The food—fresh, aromatic, delicious, glorious food—is reason enough to visit Hanoi. Here the city streets, particularly in the Old Quarter, are like an endless buffet of Vietnamese-style soups, sandwiches, rolls, meats, and noodles. Constant snacking is, indeed, a mandate.
Here are five specialties to hunt down during your street feasting, including Vietnam’s famously fresh (and cheap) low-alcohol beer.
Bánh mì: Handsome architecture isn’t the only lasting legacy of French-colonial rule. The best baguettes in Hanoi are on par with those found in Paris, and here they’re most delicious when stuffed with fresh cilantro, pickled daikon and carrots, pâté, chili sauce or hot peppers, and cucumber—the classic bánh mì sandwich. Stuffings vary from vendor to vendor, however, which is all the more reason to scarf as many as you can.

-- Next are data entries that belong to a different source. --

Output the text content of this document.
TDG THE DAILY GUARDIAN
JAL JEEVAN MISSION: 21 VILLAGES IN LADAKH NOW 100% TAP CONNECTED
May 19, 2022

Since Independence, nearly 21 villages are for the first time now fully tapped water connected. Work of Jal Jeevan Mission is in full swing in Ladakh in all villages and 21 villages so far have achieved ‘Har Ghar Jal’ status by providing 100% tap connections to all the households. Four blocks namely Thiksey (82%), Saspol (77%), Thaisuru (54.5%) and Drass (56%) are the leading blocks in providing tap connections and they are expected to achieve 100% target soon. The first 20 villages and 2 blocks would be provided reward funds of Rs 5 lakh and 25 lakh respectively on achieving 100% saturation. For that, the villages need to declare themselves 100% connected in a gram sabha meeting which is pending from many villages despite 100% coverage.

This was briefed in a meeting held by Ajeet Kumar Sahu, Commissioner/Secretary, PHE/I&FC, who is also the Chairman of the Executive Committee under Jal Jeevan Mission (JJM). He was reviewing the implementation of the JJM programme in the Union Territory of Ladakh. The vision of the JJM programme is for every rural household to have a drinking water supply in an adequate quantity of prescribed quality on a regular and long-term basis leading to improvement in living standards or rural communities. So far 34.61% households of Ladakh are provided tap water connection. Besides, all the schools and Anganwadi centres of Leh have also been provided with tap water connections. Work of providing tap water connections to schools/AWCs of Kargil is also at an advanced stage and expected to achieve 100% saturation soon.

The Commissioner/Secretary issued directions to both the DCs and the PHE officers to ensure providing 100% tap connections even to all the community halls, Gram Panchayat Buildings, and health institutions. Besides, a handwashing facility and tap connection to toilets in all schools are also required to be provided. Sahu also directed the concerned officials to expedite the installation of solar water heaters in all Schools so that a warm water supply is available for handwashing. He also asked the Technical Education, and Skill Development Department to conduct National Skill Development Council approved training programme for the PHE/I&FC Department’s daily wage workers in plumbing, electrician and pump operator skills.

Bánh xèo: A Vietnamese cousin of the French crêpe, bánh xèo is a rich, savoury crêpe made in part from rice flour and turmeric, then stuffed with ingredients that usually include shrimp, bean sprouts, pork, and minced green onions.

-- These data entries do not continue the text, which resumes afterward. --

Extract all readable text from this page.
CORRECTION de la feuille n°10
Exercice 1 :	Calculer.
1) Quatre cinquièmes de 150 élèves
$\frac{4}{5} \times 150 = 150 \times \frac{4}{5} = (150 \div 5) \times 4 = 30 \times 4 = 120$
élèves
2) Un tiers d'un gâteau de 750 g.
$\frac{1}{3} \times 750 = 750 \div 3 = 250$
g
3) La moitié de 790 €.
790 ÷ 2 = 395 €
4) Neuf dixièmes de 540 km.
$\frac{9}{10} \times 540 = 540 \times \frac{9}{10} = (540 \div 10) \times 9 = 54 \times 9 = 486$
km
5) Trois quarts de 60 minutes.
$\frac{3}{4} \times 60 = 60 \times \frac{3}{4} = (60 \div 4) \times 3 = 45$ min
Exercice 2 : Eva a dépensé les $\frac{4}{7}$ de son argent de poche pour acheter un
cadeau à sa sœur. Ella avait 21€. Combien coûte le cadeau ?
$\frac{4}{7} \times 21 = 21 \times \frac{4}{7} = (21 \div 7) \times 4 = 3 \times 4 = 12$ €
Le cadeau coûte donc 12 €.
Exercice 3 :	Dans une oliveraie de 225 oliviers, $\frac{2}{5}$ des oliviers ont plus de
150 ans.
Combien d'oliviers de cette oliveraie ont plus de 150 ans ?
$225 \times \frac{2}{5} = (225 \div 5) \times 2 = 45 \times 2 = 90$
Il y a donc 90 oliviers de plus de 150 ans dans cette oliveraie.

Bia hơi: Sold in mugs for cents on the US dollar and served in convivial open-air watering holes, bia hơi (“fresh beer”) is a light, refreshing, unpasteurized lager. It’s brewed daily and has a very short draft life, so do your part to ensure not a drop goes to waste.

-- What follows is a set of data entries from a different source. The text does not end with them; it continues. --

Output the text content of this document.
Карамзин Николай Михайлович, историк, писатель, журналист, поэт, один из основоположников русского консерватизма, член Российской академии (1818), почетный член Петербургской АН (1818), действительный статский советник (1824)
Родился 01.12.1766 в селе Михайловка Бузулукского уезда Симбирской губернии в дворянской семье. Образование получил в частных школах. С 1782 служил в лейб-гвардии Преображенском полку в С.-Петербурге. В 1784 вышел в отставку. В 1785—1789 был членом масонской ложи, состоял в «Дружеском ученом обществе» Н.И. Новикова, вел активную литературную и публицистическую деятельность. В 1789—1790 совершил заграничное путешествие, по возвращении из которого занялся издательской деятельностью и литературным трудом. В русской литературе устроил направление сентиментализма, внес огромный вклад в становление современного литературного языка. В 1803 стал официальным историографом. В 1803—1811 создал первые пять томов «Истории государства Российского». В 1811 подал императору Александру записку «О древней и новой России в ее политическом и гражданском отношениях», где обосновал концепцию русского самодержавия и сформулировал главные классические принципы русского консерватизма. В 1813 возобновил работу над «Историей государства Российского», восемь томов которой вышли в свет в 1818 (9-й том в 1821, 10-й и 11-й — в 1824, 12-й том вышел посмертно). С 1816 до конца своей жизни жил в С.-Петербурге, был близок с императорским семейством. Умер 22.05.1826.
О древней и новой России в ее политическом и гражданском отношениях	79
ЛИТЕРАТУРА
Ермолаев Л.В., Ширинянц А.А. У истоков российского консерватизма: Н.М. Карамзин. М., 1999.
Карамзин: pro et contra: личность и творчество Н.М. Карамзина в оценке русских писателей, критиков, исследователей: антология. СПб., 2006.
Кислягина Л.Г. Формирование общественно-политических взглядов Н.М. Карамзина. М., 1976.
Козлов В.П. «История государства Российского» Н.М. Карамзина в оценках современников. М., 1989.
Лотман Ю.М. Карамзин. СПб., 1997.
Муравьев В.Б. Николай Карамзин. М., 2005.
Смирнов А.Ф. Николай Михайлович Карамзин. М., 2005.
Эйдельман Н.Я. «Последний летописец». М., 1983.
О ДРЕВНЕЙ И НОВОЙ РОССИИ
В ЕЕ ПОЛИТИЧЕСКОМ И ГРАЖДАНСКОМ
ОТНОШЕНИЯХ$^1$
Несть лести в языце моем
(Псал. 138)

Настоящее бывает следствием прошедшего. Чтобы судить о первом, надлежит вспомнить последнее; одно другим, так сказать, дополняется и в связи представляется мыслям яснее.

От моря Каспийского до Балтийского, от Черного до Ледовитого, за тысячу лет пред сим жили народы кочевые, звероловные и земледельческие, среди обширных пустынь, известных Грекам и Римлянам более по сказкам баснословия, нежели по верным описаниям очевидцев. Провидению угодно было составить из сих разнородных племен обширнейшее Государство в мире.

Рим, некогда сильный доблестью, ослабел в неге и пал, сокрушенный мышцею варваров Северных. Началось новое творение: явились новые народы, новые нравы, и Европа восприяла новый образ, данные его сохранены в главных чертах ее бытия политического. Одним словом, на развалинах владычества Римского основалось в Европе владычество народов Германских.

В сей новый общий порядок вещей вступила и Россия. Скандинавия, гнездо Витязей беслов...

Bún cha: Along with chả cá (below), bún cha is one of Hanoi’s most famous specialties. This addictive lunchtime staple is simple yet satisfying: grilled pork with sides of rice noodles, fresh herbs, and dipping sauce.
Chả cá: Take chunks of flaky white fish basted in turmeric, add earthy local greens that include dill, and cook it all down in a sizzling pan on a table top grill—that’s the palate-pleasing gift that is chả cá.